Australia's Labour Force Survey for March is due today (1130 AEST). The RBA has raised the cash rate to 4.1% following back-to-back 25bps hikes, with its focus firmly on the inflation side of its mandate. However, the labour force report is still key ahead of the May meeting, where current pricing indicates the door is open for either another hike or a hold. The unemployment rate is expected to remain at 4.3%, after rising from 4.1% in January, while employment is forecast to increase by 20k.
March preview: Employment trend key to RBA tightening cycle
The unemployment rate is forecast to hold at 4.3% (range: 4.2-4.4%) in March, alongside an unchanged participation rate of 66.9%. Employment is expected to increase by 20k, with estimates ranging from 5-35k. As the chart below shows, employment (green line) is on a run of upside surprises relative to consensus (yellow line).

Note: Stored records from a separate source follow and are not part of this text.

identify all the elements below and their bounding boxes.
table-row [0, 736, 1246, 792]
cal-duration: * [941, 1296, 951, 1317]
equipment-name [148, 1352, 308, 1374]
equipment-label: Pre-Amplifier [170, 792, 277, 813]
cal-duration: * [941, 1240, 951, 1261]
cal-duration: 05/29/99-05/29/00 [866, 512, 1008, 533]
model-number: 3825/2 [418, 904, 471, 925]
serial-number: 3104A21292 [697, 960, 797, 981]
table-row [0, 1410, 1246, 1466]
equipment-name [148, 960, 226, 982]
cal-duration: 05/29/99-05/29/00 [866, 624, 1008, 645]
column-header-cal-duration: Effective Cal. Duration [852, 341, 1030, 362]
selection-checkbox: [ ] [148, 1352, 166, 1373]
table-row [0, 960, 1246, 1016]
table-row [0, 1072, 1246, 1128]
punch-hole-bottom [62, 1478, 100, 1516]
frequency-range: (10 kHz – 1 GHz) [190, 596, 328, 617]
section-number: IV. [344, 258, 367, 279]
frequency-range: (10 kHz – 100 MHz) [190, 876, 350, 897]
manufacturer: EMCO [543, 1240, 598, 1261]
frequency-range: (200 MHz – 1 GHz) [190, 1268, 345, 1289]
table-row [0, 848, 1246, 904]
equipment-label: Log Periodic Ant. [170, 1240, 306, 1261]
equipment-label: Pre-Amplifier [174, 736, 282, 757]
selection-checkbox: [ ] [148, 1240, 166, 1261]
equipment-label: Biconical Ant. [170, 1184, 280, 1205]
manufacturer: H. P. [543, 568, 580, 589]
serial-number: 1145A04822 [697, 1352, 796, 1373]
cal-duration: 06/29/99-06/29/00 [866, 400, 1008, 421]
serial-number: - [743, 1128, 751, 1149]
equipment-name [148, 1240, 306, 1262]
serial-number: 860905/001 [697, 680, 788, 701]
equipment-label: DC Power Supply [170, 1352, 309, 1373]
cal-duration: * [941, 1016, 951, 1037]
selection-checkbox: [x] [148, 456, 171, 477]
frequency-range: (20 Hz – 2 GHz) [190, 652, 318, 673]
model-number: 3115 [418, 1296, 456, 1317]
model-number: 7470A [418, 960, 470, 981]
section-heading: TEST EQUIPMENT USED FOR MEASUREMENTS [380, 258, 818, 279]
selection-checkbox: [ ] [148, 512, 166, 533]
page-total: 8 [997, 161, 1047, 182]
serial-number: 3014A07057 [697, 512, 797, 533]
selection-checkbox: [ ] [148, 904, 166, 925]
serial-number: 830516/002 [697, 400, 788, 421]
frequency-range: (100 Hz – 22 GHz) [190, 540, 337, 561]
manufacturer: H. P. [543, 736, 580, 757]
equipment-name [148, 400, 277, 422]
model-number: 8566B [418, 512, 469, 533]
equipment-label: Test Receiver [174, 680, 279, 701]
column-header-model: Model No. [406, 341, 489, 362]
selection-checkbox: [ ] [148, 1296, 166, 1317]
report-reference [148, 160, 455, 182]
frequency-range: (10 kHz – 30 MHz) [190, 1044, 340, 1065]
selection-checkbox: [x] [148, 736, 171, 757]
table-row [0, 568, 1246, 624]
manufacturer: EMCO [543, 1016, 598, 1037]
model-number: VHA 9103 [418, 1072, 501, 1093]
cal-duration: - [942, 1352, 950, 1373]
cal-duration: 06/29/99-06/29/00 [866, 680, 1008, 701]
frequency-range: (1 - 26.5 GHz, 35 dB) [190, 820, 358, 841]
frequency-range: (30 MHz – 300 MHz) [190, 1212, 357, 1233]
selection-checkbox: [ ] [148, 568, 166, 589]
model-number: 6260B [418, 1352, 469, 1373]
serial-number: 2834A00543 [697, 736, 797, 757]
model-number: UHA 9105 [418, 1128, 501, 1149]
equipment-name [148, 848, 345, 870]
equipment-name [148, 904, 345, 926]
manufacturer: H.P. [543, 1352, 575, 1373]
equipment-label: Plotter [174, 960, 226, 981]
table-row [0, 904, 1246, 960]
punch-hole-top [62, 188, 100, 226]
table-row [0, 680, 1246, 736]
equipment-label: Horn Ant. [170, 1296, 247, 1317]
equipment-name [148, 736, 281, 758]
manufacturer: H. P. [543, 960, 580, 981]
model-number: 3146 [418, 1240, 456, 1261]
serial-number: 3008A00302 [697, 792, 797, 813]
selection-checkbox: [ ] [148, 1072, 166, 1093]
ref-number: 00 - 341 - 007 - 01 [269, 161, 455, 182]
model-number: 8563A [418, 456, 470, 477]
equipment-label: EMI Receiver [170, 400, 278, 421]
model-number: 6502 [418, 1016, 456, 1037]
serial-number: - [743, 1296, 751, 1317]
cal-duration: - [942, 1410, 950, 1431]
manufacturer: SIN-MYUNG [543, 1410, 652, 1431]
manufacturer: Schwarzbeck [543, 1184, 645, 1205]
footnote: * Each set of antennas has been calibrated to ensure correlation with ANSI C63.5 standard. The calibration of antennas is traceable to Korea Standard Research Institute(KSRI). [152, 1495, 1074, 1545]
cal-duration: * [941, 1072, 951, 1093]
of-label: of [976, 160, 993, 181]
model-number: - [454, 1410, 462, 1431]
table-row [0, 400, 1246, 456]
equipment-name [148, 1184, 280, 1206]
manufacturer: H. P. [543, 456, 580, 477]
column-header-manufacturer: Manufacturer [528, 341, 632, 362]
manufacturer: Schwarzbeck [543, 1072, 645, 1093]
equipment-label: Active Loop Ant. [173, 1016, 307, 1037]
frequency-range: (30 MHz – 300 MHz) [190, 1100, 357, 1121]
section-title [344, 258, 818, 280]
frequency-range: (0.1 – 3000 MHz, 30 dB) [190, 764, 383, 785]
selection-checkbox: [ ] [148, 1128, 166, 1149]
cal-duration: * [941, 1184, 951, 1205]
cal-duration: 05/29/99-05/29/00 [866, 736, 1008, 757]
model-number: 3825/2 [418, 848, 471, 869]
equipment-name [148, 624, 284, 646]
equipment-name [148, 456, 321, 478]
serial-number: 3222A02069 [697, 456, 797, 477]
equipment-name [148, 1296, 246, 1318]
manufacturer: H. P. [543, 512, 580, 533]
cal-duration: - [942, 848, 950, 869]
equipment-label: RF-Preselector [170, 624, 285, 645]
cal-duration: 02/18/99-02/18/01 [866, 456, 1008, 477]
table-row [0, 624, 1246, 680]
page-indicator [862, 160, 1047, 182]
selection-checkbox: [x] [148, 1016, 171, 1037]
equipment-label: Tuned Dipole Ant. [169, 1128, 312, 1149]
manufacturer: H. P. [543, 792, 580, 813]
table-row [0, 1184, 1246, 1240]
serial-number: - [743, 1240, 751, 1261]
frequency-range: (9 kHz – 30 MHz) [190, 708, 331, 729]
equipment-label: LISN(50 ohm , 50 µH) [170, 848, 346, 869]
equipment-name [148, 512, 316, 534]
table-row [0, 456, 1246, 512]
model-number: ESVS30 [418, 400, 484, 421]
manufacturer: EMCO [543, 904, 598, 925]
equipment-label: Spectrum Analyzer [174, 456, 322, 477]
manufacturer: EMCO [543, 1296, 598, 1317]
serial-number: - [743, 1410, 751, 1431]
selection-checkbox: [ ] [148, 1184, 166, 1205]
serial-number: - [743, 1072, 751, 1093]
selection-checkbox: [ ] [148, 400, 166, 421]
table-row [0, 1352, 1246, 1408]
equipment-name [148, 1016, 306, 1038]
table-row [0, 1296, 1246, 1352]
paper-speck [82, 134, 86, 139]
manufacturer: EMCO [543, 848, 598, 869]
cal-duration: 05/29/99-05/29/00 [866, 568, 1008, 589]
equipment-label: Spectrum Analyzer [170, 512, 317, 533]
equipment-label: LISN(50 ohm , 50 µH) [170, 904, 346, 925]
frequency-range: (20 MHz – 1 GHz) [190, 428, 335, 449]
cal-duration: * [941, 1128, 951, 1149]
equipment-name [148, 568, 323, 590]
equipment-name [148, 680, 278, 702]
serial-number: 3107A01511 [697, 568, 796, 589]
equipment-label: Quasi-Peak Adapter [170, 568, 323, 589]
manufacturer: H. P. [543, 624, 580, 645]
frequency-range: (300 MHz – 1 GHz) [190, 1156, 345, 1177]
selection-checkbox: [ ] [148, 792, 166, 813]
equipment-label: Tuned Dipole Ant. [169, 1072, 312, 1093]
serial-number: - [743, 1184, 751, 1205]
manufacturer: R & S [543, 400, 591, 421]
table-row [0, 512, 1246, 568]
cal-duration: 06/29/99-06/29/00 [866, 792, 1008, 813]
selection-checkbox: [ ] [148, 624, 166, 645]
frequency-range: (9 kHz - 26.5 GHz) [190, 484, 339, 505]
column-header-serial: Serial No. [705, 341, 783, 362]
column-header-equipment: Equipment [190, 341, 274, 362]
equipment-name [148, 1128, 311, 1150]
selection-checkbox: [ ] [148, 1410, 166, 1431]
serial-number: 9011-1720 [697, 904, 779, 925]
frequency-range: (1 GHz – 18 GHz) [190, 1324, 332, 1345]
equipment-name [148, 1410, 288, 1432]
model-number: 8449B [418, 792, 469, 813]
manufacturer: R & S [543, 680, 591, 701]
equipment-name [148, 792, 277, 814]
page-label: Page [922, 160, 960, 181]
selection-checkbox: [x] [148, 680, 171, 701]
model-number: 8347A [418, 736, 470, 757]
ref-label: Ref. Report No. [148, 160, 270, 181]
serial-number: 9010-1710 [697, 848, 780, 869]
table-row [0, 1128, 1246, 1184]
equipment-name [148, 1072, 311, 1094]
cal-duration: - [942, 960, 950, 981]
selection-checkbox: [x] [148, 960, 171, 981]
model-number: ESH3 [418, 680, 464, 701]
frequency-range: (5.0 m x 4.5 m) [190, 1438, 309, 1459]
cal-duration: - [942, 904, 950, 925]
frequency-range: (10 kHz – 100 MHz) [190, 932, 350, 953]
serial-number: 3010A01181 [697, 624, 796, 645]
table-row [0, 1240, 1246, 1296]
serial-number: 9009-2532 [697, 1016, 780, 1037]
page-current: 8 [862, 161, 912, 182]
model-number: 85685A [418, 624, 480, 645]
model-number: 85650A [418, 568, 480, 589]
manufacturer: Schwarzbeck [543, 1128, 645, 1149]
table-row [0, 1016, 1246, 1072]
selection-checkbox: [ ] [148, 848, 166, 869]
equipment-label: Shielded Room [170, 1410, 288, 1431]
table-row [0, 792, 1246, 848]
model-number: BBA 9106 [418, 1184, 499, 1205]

If that trend continues, the RBA's narrative around labour market tightness, a central theme to its hiking cycle, is easier to sustain - even if the unemployment rate ticks up. By contrast, if employment starts to falter alongside a rise in the unemployment rate, tightening becomes harder for an already split Monetary Policy Board. Business and consumer sentiment surveys published on Tuesday have predictably collapsed amid the current situation, highlighting risks to employment in the months ahead.
February recap: Unemployment rises; employment surges
The unemployment rate rose unexpectedly from 4.1% to 4.3% in February - despite employment topping all estimates after surging by 48.9k (vs 20k forecast). The key factor was a rebound in the participation rate to a 4-month high (66.9%), resulting in growth in the labour force (83.9k) outstripping employment to drive the unemployment rate higher. The gain in employment was driven entirely by part-time employment (79.4k), while full time employment fell (-30.5k).
Although the broader underemployment rate - including workers wanting additional hours - was steady at 5.9%, the rise in unemployment added to overall slack in the labour market - including unemployed and underemployed workers - increasing from 10% to 10.1%.